Un lien fort entre le passé et le présent, entre le personnel et l’universel, opère dans ce projet ; ce thème fait partie des élans d’inspiration de la sculpteure, comme cela a pu être remarqué dans son exposition au Musée national des arts asiatiques - Guimet à Paris en 2017. Les mythes de création et la matière terre sont également au cœur du travail de Prune Nourry. En 2023, elle inaugure au Château La Coste l’installation permanente Mater Earth qui évoque la racine latine de « mère », de « maternité », mais aussi la matière (en anglais, « matter ») de l’argile. En parallèle, depuis 2022, elle travaille sur un projet collaboratif Statues Also Breathe, avec l’Université d’Ile-Ife au Nigéria, inspiré du mythe de création yoruba. Ce mythe oral, antérieur aux religions monothéistes écrites, raconte que l’humain a été créé à partir de l’argile d’Ife. À partir de 2011, elle développe aussi son projet Terracotta Daughters, une armée de petites filles réalisées en terre cuite à taille humaine enfouie dans un lieu secret en Chine jusqu’en 2030.
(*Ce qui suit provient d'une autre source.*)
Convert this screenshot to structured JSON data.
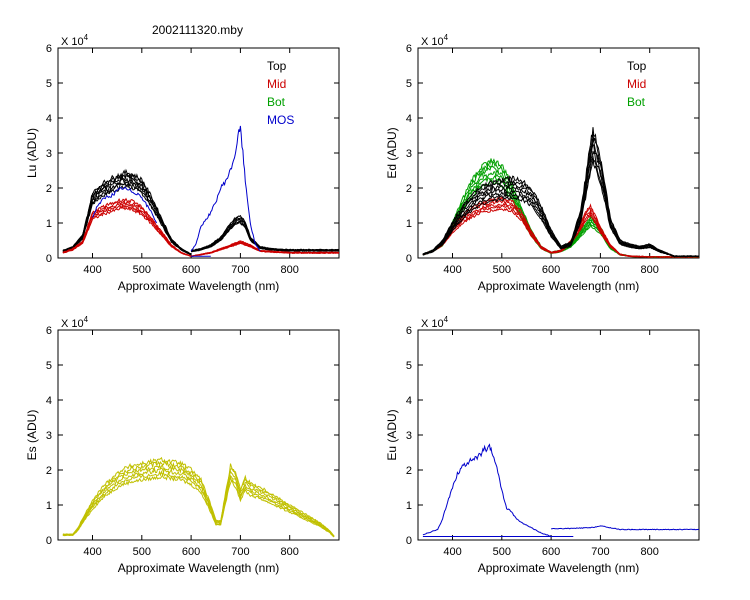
{
  "figure_title": "2002111320.mby",
  "chart_data": [
    {
      "id": "lu",
      "type": "line",
      "ylabel": "Lu  (ADU)",
      "xlabel": "Approximate Wavelength (nm)",
      "xlim": [
        330,
        900
      ],
      "ylim": [
        0,
        6
      ],
      "xticks": [
        400,
        500,
        600,
        700,
        800
      ],
      "yticks": [
        0,
        1,
        2,
        3,
        4,
        5,
        6
      ],
      "xtick_labels": [
        "400",
        "500",
        "600",
        "700",
        "800"
      ],
      "ytick_labels": [
        "0",
        "1",
        "2",
        "3",
        "4",
        "5",
        "6"
      ],
      "multiplier": "X 10",
      "multiplier_exp": "4",
      "legend": [
        {
          "label": "Top",
          "color": "#000000"
        },
        {
          "label": "Mid",
          "color": "#cc0000"
        },
        {
          "label": "Bot",
          "color": "#00a000"
        },
        {
          "label": "MOS",
          "color": "#0000cc"
        }
      ],
      "series": [
        {
          "name": "Top",
          "color": "#000000",
          "count": 7,
          "spread": 0.09,
          "segments": [
            {
              "x": [
                340,
                360,
                380,
                400,
                420,
                440,
                460,
                470,
                480,
                500,
                520,
                540,
                560,
                580,
                600
              ],
              "y": [
                0.2,
                0.3,
                0.6,
                1.7,
                1.95,
                2.1,
                2.2,
                2.25,
                2.2,
                2.05,
                1.6,
                1.05,
                0.5,
                0.25,
                0.1
              ]
            },
            {
              "x": [
                600,
                620,
                640,
                660,
                680,
                690,
                700,
                710,
                720,
                740,
                760,
                800,
                850,
                900
              ],
              "y": [
                0.2,
                0.25,
                0.35,
                0.55,
                0.9,
                1.05,
                1.1,
                0.95,
                0.55,
                0.3,
                0.25,
                0.22,
                0.22,
                0.22
              ]
            }
          ]
        },
        {
          "name": "Mid",
          "color": "#cc0000",
          "count": 5,
          "spread": 0.08,
          "segments": [
            {
              "x": [
                340,
                360,
                380,
                400,
                420,
                440,
                460,
                480,
                500,
                520,
                540,
                560,
                580,
                600
              ],
              "y": [
                0.15,
                0.25,
                0.45,
                1.2,
                1.35,
                1.45,
                1.55,
                1.5,
                1.35,
                1.05,
                0.7,
                0.35,
                0.15,
                0.05
              ]
            },
            {
              "x": [
                600,
                640,
                680,
                700,
                720,
                740,
                800,
                900
              ],
              "y": [
                0.05,
                0.15,
                0.35,
                0.45,
                0.35,
                0.2,
                0.15,
                0.15
              ]
            }
          ]
        },
        {
          "name": "MOS",
          "color": "#0000cc",
          "count": 1,
          "spread": 0,
          "segments": [
            {
              "x": [
                400,
                410,
                420,
                430,
                440,
                450,
                460,
                470,
                480,
                490,
                500,
                510,
                520,
                530
              ],
              "y": [
                1.15,
                1.5,
                1.65,
                1.75,
                1.8,
                1.9,
                2.0,
                1.95,
                1.9,
                1.85,
                1.75,
                1.5,
                1.3,
                1.0
              ]
            },
            {
              "x": [
                600,
                610,
                620,
                630,
                640,
                650,
                660,
                670,
                680,
                690,
                695,
                700,
                705,
                710,
                720,
                730,
                740
              ],
              "y": [
                0.2,
                0.4,
                0.9,
                1.1,
                1.3,
                1.6,
                2.0,
                2.2,
                2.5,
                3.0,
                3.5,
                3.7,
                3.0,
                2.2,
                1.0,
                0.4,
                0.2
              ]
            },
            {
              "x": [
                600,
                640
              ],
              "y": [
                0.05,
                0.05
              ]
            }
          ]
        }
      ]
    },
    {
      "id": "ed",
      "type": "line",
      "ylabel": "Ed  (ADU)",
      "xlabel": "Approximate Wavelength (nm)",
      "xlim": [
        330,
        900
      ],
      "ylim": [
        0,
        6
      ],
      "xticks": [
        400,
        500,
        600,
        700,
        800
      ],
      "yticks": [
        0,
        1,
        2,
        3,
        4,
        5,
        6
      ],
      "xtick_labels": [
        "400",
        "500",
        "600",
        "700",
        "800"
      ],
      "ytick_labels": [
        "0",
        "1",
        "2",
        "3",
        "4",
        "5",
        "6"
      ],
      "multiplier": "X 10",
      "multiplier_exp": "4",
      "legend": [
        {
          "label": "Top",
          "color": "#000000"
        },
        {
          "label": "Mid",
          "color": "#cc0000"
        },
        {
          "label": "Bot",
          "color": "#00a000"
        }
      ],
      "series": [
        {
          "name": "Bot",
          "color": "#00a000",
          "count": 6,
          "spread": 0.12,
          "segments": [
            {
              "x": [
                340,
                360,
                380,
                400,
                420,
                440,
                460,
                480,
                500,
                520,
                540,
                560,
                580,
                600,
                620,
                640,
                660,
                680,
                700,
                720,
                740,
                760,
                800,
                850,
                900
              ],
              "y": [
                0.1,
                0.2,
                0.4,
                0.9,
                1.5,
                2.0,
                2.35,
                2.5,
                2.35,
                1.9,
                1.3,
                0.7,
                0.3,
                0.15,
                0.2,
                0.35,
                0.7,
                1.05,
                0.8,
                0.3,
                0.1,
                0.05,
                0.03,
                0.03,
                0.03
              ]
            }
          ]
        },
        {
          "name": "Mid",
          "color": "#cc0000",
          "count": 5,
          "spread": 0.1,
          "segments": [
            {
              "x": [
                340,
                360,
                380,
                400,
                420,
                440,
                460,
                480,
                500,
                520,
                540,
                560,
                580,
                600,
                620,
                640,
                660,
                670,
                680,
                690,
                700,
                720,
                740,
                760,
                800,
                850,
                900
              ],
              "y": [
                0.1,
                0.2,
                0.4,
                0.8,
                1.1,
                1.3,
                1.45,
                1.5,
                1.55,
                1.5,
                1.2,
                0.7,
                0.3,
                0.15,
                0.2,
                0.45,
                0.9,
                1.2,
                1.35,
                1.1,
                0.8,
                0.35,
                0.1,
                0.05,
                0.03,
                0.03,
                0.03
              ]
            }
          ]
        },
        {
          "name": "Top",
          "color": "#000000",
          "count": 7,
          "spread": 0.14,
          "segments": [
            {
              "x": [
                340,
                360,
                380,
                400,
                420,
                440,
                460,
                480,
                500,
                520,
                540,
                560,
                580,
                600,
                620,
                640,
                660,
                670,
                680,
                685,
                690,
                700,
                710,
                720,
                740,
                760,
                780,
                800,
                820,
                850,
                900
              ],
              "y": [
                0.1,
                0.2,
                0.45,
                0.9,
                1.3,
                1.6,
                1.8,
                1.9,
                1.95,
                2.0,
                1.95,
                1.75,
                1.3,
                0.7,
                0.3,
                0.4,
                1.2,
                2.0,
                2.9,
                3.2,
                3.0,
                2.5,
                1.8,
                1.0,
                0.45,
                0.35,
                0.3,
                0.35,
                0.2,
                0.05,
                0.05
              ]
            }
          ]
        }
      ]
    },
    {
      "id": "es",
      "type": "line",
      "ylabel": "Es  (ADU)",
      "xlabel": "Approximate Wavelength (nm)",
      "xlim": [
        330,
        900
      ],
      "ylim": [
        0,
        6
      ],
      "xticks": [
        400,
        500,
        600,
        700,
        800
      ],
      "yticks": [
        0,
        1,
        2,
        3,
        4,
        5,
        6
      ],
      "xtick_labels": [
        "400",
        "500",
        "600",
        "700",
        "800"
      ],
      "ytick_labels": [
        "0",
        "1",
        "2",
        "3",
        "4",
        "5",
        "6"
      ],
      "multiplier": "X 10",
      "multiplier_exp": "4",
      "legend": [],
      "series": [
        {
          "name": "Es",
          "color": "#c0c000",
          "count": 6,
          "spread": 0.12,
          "segments": [
            {
              "x": [
                340,
                360,
                370,
                380,
                400,
                420,
                440,
                460,
                480,
                500,
                520,
                540,
                560,
                580,
                600,
                620,
                640,
                650,
                660,
                670,
                680,
                690,
                700,
                710,
                720,
                740,
                760,
                780,
                800,
                820,
                840,
                860,
                880,
                890
              ],
              "y": [
                0.15,
                0.15,
                0.3,
                0.55,
                1.0,
                1.35,
                1.6,
                1.8,
                1.9,
                1.95,
                2.0,
                2.05,
                2.0,
                1.95,
                1.8,
                1.55,
                0.9,
                0.5,
                0.5,
                1.2,
                1.9,
                1.75,
                1.3,
                1.6,
                1.45,
                1.35,
                1.2,
                1.05,
                0.9,
                0.75,
                0.6,
                0.45,
                0.25,
                0.1
              ]
            }
          ]
        }
      ]
    },
    {
      "id": "eu",
      "type": "line",
      "ylabel": "Eu  (ADU)",
      "xlabel": "Approximate Wavelength (nm)",
      "xlim": [
        330,
        900
      ],
      "ylim": [
        0,
        6
      ],
      "xticks": [
        400,
        500,
        600,
        700,
        800
      ],
      "yticks": [
        0,
        1,
        2,
        3,
        4,
        5,
        6
      ],
      "xtick_labels": [
        "400",
        "500",
        "600",
        "700",
        "800"
      ],
      "ytick_labels": [
        "0",
        "1",
        "2",
        "3",
        "4",
        "5",
        "6"
      ],
      "multiplier": "X 10",
      "multiplier_exp": "4",
      "legend": [],
      "series": [
        {
          "name": "Eu",
          "color": "#0000cc",
          "count": 1,
          "spread": 0,
          "segments": [
            {
              "x": [
                340,
                360,
                370,
                380,
                390,
                400,
                410,
                420,
                430,
                440,
                450,
                460,
                465,
                470,
                475,
                480,
                490,
                500,
                510,
                520,
                530,
                540,
                560,
                580,
                600
              ],
              "y": [
                0.15,
                0.25,
                0.3,
                0.6,
                1.1,
                1.5,
                1.9,
                2.1,
                2.2,
                2.3,
                2.35,
                2.5,
                2.6,
                2.55,
                2.65,
                2.5,
                2.1,
                1.4,
                0.9,
                0.8,
                0.6,
                0.5,
                0.35,
                0.2,
                0.1
              ]
            },
            {
              "x": [
                340,
                645
              ],
              "y": [
                0.1,
                0.1
              ]
            },
            {
              "x": [
                600,
                640,
                680,
                700,
                720,
                740,
                800,
                850,
                900
              ],
              "y": [
                0.32,
                0.33,
                0.35,
                0.4,
                0.35,
                0.3,
                0.3,
                0.3,
                0.3
              ]
            }
          ]
        }
      ]
    }
  ]
}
Cette exposition à la galerie Templon a été pensée en lien avec la commande Les Vénus dionysiennes pour le Grand Paris Express dans la gare Saint-Denis – Pleyel en tandem avec l’architecte Kengo Kuma, inaugurée en juin 2024. Cette commande, portée par la Société des grands projets, sous la direction artistique et culturelle de José-Manuel Gonçalvès avec le CENTQUATRE-PARIS et l’agence Eva Albarran & Co., sera installée en 2026. Pour s’ancrer à Saint-Denis avant cette date, Prune Nourry a décidé de déménager son atelier d’avril à juillet 2024, invitée par la Mairie de Saint-Denis pour une résidence artistique dans la Villa D., un ancien foyer pour jeunes filles et futur centre d’art. C’est là qu'elle a pu inviter les femmes pour des séances de pose, non loin de la Maison des Femmes. Dans l’espace de la galerie, Prune Nourry présente des sculptures qui font écho aux Vénus dionysiennes pour la gare Saint-Denis – Pleyel : une série de 8 petits bronzes avec une patine évoquant la terre, ainsi qu’un prototype de Vénus à l’échelle 1 (170 cm) pour rendre compte de la dimension monumentale de la future installation dans l’atrium de la gare.
Au sous-sol, l’artiste expose une installation composée de plus d’une trentaine de moules issus de l’Atelier de moulage du GrandPalaisRmn, à Saint-Denis, lieu de conservation du patrimoine, de métiers d’art uniques et véritable répertoire de l’histoire de la sculpture mondiale. Le film documentaire projeté rend compte de la relation entre l’artiste et ses modèles, et le processus de création ; il a été réalisé par Vincent Lorca (qui documente son travail : L’Amazone Érogène, Projet Phenix, Mater Earth, Statues Also Breathe) en association avec le collectif Femmes à la caméra.